Let's return to that inaugural article for Toxic America for an example of the sort of disinformation The Guardian is spreading. The author writes:

"It’s possible to find formaldehyde, a known carcinogen banned in cosmetics sold throughout the European Union, in US hair-straightening treatments and nail polish."

That's all true, but it's only half true (the worst kind of truth). What the author leaves out is that your very own body produces and disposes of more formaldehyde every single day than you are exposed to from outside sources. Why? Because formaldehyde is needed to make DNA, so you would be dead with out it, as chemist Dr. Josh Bloom explained.

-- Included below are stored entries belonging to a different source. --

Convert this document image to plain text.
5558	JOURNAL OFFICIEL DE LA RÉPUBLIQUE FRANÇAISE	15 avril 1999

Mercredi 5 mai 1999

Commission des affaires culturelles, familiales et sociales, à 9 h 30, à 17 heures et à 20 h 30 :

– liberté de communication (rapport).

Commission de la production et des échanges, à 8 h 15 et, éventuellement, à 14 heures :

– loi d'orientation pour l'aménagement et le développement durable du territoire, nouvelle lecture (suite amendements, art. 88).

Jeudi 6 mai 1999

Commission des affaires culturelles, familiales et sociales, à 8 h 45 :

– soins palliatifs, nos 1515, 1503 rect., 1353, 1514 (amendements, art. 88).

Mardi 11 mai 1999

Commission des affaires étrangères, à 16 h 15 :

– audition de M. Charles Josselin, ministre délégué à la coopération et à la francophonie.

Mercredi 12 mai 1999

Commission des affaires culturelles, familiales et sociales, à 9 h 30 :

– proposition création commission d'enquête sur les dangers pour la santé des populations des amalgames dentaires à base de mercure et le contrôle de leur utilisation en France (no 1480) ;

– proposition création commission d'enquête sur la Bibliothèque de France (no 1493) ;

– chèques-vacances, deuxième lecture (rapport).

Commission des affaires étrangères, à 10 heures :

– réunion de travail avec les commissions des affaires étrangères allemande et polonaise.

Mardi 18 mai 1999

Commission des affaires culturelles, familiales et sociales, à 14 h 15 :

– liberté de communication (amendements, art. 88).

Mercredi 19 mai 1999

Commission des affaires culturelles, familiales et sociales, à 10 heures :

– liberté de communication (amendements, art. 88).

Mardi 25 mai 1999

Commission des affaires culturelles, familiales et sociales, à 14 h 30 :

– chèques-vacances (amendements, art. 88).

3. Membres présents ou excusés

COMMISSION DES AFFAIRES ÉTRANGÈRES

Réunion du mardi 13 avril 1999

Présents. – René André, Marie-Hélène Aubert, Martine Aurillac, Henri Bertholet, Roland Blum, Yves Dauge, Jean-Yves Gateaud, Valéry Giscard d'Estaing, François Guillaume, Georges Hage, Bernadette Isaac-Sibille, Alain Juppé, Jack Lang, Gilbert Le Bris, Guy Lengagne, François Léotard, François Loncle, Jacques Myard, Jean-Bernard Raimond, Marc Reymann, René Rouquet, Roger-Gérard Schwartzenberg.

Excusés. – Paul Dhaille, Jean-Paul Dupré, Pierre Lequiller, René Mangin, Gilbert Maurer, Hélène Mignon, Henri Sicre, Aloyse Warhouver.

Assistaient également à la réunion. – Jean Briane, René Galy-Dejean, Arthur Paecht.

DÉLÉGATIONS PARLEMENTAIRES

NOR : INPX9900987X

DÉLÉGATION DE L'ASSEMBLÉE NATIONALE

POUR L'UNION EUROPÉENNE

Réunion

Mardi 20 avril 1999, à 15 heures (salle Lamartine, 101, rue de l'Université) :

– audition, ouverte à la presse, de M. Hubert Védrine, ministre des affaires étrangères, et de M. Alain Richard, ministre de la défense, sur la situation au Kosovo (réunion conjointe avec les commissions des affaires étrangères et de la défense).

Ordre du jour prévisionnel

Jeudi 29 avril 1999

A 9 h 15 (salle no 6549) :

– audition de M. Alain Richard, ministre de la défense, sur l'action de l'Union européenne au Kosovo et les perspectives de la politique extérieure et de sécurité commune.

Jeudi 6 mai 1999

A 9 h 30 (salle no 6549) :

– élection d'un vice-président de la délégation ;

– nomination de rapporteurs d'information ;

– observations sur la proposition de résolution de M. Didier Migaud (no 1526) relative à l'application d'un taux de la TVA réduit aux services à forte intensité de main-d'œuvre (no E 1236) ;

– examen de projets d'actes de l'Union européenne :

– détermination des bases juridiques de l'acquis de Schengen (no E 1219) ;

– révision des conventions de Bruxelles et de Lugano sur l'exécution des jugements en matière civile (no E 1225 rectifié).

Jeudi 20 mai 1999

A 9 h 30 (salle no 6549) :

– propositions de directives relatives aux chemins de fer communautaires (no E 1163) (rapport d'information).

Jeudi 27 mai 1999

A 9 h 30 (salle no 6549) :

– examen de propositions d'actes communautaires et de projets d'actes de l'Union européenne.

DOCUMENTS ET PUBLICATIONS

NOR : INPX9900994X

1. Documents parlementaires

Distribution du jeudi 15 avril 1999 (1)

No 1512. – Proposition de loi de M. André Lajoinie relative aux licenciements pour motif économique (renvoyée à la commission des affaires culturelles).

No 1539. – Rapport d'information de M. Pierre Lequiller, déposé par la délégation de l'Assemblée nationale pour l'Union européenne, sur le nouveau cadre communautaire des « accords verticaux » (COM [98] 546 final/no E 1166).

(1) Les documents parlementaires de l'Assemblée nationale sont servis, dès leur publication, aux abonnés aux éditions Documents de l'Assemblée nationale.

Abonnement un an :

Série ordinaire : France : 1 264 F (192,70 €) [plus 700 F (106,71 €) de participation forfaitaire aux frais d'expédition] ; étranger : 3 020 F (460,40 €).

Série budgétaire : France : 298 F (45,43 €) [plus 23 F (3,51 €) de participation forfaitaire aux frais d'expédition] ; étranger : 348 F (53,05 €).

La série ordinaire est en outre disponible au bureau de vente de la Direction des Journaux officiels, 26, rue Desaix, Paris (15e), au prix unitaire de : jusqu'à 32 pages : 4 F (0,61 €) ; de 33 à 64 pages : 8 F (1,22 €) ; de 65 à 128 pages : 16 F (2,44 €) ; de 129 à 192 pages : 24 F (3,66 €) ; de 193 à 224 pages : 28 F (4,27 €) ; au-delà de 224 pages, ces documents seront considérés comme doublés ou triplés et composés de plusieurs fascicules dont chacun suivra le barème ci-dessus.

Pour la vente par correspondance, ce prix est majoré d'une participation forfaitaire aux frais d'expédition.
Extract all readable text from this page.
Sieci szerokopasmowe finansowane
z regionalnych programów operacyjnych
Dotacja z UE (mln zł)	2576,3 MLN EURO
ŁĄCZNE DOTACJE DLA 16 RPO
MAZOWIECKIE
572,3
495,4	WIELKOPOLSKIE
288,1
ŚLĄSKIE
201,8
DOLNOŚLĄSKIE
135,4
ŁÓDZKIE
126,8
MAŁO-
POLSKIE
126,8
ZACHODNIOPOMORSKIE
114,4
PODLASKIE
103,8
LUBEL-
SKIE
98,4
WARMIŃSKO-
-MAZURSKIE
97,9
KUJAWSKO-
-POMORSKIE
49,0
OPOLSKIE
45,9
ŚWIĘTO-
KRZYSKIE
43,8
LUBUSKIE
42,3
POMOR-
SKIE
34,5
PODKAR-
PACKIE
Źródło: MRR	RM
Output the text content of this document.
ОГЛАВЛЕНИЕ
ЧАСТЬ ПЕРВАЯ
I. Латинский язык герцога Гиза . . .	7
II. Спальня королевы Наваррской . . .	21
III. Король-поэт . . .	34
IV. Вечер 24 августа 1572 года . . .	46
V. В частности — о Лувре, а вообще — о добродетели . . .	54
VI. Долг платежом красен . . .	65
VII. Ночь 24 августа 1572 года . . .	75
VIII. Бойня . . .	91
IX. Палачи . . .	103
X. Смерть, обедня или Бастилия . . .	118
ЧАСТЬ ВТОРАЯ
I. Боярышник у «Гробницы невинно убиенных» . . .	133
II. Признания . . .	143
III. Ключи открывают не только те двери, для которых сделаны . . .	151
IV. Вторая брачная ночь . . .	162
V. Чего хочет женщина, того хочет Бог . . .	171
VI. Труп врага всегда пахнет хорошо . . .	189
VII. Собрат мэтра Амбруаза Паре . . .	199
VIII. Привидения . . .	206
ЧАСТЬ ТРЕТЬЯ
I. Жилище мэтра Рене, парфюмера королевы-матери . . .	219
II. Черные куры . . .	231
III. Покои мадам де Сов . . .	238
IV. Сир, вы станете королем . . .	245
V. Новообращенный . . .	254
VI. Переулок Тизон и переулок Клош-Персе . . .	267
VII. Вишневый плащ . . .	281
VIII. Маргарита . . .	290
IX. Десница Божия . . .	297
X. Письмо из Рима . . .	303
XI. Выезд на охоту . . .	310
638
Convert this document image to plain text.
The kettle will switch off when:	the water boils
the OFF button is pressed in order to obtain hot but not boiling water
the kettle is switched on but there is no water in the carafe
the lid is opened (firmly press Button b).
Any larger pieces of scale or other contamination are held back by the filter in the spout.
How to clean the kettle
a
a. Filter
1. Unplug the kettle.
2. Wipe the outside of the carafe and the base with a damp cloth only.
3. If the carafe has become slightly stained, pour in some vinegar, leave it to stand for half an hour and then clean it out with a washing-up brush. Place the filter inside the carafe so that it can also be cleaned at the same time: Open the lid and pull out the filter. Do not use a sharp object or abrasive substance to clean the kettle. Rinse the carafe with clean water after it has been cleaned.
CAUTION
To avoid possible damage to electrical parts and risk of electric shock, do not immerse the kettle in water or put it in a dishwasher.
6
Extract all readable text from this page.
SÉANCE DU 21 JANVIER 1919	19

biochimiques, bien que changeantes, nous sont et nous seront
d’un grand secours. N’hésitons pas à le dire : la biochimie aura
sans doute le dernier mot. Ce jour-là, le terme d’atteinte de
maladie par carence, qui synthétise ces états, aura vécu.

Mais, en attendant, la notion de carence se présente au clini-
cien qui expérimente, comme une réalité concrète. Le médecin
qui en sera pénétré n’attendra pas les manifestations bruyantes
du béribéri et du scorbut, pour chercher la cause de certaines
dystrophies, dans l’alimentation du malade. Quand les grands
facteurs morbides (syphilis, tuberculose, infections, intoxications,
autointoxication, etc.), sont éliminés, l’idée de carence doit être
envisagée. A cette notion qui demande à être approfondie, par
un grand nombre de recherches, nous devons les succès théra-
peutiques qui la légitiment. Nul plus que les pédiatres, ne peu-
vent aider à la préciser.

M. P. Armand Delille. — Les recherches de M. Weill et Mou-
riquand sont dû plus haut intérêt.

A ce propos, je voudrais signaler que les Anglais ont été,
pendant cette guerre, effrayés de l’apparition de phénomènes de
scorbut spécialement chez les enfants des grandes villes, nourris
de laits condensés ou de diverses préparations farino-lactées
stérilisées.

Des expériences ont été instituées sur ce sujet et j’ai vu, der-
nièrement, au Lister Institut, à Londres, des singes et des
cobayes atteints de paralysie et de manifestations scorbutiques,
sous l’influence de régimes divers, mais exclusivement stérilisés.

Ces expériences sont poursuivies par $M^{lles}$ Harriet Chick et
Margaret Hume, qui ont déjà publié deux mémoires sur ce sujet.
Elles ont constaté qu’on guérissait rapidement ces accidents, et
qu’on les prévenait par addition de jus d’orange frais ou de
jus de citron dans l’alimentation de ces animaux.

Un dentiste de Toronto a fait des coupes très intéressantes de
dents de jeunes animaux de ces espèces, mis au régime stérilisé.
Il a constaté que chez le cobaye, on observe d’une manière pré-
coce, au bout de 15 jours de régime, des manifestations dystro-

Every other article in the Toxic America series is similarly full of egregious half-truths and distortions. One particularly bad one claims that chemicals are costing Americans IQ points, disregarding the well-known observation that IQ has been rising over time, a phenomenon known as the Flynn effect. Besides, even if trace amounts of chemicals are making us dumber (an unlikely hypothesis), the IQs of Americans still seem to be increasing.

Perhaps the worst article on the site encourages people to buy organic food to avoid "chemicals." It is written by Carey Gillam, an activist who is paid by the organic industry. Nowhere is that mentioned in the article. The article is literally an advertisement for the organic industry masquerading as journalism.

That's par for the course, according to the Genetic Literacy Project. In their essay exposing the lies behind Toxic America, Andrew Porterfield and Jon Entine write that The Guardian:

"...relied most heavily on freelancers, some of whom have little to no expertise on the subjects they opined about. Most critically, the series has so far included no articles written by independent scientists who have conducted primary research on chemical-related issues. Instead, the newspaper contracted with well-known activist organizations to write guest articles—in some cases groups whose viewpoints are controversial and often in conflict with the scientific mainstream. [Emphasis added]

The bottom line, as eloquently summarized by the Genetic Literacy Project, is this: "The Guardian recruited activist groups to author straight news pieces and did not disclose it." And to get extra clicks, they gave it an anti-American flavor, as well.

Such is the state of journalism in 2019.